READ ALSO: Airtel, Glo, MTN, 9mobile, others must inform subscribers before service outage – NCC

Adenekan highlighted several macroeconomic and technological shifts that have broken the back of the 2018 pricing structure. According to him, significant naira devaluation, skyrocketing inflation, and rising energy and equipment costs have drastically altered operators’ cost structures. Also, the rollout of 5G, alongside the adoption of Artificial Intelligence (AI) and the Internet of Things (IoT), has transformed network usage patterns.

He added that over-the-top (OTT) players like WhatsApp and Telegram are capturing heavy voice and messaging traffic, weakening traditional wholesale revenue streams for telcos.

NCC promises a balanced intervention

In her welcome address, Omotayo Mohammed, the Head of the Competition and Tariff Unit in the NCC’s Policy Department, stated that the review is a necessary economic intervention to align the commission’s frameworks with current market realities.

Mohammed reassured consumers that the NCC would look closely at existing retail price controls to safeguard consumer welfare while keeping the business environment sustainable.

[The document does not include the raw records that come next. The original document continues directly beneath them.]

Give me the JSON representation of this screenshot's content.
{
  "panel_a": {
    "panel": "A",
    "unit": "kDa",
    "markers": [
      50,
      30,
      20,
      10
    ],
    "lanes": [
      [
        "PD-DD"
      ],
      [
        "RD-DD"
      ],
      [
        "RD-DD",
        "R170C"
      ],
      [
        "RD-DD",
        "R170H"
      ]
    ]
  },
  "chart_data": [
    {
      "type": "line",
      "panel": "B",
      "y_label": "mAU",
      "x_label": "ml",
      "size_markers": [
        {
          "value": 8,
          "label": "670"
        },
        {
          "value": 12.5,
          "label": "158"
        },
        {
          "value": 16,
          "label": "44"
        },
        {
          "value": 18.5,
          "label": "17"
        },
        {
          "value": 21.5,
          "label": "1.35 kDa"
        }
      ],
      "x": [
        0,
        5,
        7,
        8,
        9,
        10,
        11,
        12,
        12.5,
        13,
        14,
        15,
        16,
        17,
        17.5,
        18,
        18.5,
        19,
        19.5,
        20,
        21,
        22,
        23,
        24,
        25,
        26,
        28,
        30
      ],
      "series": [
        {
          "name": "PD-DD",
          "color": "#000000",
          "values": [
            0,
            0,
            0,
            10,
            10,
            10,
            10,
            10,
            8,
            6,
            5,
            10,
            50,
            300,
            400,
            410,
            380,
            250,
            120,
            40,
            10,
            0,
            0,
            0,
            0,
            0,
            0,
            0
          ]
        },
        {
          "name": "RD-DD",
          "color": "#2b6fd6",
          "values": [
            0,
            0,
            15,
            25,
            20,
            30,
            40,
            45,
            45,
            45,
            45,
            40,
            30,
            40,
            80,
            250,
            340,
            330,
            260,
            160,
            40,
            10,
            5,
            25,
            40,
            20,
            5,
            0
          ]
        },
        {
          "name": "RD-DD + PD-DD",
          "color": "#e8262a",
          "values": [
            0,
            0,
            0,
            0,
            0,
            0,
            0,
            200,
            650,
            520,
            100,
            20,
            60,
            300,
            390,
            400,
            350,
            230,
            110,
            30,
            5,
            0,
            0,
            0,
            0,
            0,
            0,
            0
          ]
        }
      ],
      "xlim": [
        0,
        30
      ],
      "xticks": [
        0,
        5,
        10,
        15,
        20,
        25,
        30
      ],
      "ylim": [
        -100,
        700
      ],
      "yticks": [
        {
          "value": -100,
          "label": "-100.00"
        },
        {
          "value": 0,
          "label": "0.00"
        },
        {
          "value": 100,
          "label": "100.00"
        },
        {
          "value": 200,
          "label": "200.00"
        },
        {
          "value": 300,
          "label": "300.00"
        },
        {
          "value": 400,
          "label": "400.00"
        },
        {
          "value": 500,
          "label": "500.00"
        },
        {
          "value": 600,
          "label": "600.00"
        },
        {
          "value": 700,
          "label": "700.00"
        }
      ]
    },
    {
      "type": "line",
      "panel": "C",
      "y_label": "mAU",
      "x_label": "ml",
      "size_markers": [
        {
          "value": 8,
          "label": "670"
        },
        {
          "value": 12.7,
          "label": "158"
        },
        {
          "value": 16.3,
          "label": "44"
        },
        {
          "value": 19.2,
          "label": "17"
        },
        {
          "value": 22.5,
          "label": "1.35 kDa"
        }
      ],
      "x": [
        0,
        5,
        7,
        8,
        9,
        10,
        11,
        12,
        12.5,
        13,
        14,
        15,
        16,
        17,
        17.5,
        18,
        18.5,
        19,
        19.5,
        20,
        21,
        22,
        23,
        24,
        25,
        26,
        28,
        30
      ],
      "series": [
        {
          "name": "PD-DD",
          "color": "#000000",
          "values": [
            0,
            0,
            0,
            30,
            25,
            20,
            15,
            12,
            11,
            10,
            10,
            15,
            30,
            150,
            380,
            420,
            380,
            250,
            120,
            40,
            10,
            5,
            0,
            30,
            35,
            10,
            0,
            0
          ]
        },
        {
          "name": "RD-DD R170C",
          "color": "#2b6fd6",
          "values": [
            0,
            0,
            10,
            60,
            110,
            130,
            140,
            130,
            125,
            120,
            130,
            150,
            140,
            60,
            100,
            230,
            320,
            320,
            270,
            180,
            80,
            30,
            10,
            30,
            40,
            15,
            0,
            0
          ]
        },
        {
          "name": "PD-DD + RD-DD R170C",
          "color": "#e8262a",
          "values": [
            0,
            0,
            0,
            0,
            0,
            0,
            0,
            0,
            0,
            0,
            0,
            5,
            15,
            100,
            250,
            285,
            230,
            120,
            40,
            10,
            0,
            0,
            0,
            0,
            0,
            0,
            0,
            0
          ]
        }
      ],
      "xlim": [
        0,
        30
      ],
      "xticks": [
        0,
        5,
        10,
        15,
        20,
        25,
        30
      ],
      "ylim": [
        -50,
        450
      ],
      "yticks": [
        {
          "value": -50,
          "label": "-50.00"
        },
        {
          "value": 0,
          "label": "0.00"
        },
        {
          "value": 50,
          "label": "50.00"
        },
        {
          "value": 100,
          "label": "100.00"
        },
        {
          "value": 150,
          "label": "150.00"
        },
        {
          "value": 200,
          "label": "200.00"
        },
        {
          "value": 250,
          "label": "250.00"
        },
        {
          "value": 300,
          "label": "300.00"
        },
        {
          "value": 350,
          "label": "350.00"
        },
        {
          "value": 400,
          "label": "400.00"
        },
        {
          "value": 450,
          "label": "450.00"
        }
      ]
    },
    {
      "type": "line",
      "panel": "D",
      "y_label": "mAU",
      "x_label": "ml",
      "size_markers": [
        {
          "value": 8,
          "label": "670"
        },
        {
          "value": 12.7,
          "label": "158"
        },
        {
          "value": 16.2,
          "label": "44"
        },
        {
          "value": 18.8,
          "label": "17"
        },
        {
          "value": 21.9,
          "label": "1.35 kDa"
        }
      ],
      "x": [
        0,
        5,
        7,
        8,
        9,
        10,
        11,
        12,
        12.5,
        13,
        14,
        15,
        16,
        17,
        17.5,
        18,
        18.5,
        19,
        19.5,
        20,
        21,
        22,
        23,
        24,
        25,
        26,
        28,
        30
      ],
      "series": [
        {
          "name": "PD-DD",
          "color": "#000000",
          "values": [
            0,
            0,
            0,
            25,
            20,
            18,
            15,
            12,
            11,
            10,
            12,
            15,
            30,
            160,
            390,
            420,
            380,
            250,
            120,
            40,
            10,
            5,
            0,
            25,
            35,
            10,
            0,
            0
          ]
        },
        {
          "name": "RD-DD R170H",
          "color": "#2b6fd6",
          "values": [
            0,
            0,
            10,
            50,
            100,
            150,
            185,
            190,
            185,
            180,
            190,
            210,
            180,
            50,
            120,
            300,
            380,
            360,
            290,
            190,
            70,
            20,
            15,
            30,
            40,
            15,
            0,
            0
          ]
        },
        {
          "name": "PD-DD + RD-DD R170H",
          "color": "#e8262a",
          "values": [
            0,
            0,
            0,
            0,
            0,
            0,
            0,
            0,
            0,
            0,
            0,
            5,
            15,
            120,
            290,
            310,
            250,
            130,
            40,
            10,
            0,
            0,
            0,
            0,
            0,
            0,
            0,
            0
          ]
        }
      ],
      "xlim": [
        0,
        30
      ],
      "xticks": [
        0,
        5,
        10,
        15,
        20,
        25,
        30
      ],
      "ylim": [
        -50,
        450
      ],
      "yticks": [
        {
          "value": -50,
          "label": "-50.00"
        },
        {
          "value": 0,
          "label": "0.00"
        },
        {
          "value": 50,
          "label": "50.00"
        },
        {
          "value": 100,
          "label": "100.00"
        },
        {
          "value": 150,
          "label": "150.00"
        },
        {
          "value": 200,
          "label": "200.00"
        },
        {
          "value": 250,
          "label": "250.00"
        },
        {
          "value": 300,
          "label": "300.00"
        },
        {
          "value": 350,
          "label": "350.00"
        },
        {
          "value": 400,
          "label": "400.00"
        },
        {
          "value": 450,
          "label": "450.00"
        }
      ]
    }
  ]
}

“The years since our 2018 determination have been marked by unprecedented and rapid change,” Mohammed said. “The Nigerian telecommunications market has undergone considerable transformation, reflected in swift expansion, shifting market dynamics, the commercial deployment of 5G, and the emergence of new ecosystem players including Mobile Virtual Network Operators (MVNOs).”

She added that both global and domestic macroeconomic shifts—especially foreign exchange volatility and inflation—have made it imperative for the regulator to act.

“Pursuant to Section 108 of the Nigerian Communications Act (NCA) 2003, the Commission is acting on its mandate to ensure that telecommunications tariffs and charges remain reasonable, cost-reflective, and non-discriminatory,” she concluded.

Service quality gap

While the NCC and its consultants spent significant time laying the groundwork for a tariff increase to protect operators, the forum notably failed to address the persistent, unsatisfactory service delivery that plagues millions of Nigerian subscribers daily.

Despite paying high rates, consumers routinely experience dropped calls, poor voice clarity, network congestion, and unstable data connections. By prioritizing a price hike while remaining largely silent on enforcing minimum performance metrics, critics argue that the NCC is ignoring global service delivery standards. In international markets, tariff reviews are strictly tied to guaranteed Quality of Service (QoS)—a standard Nigerian telecom consumers are yet to see.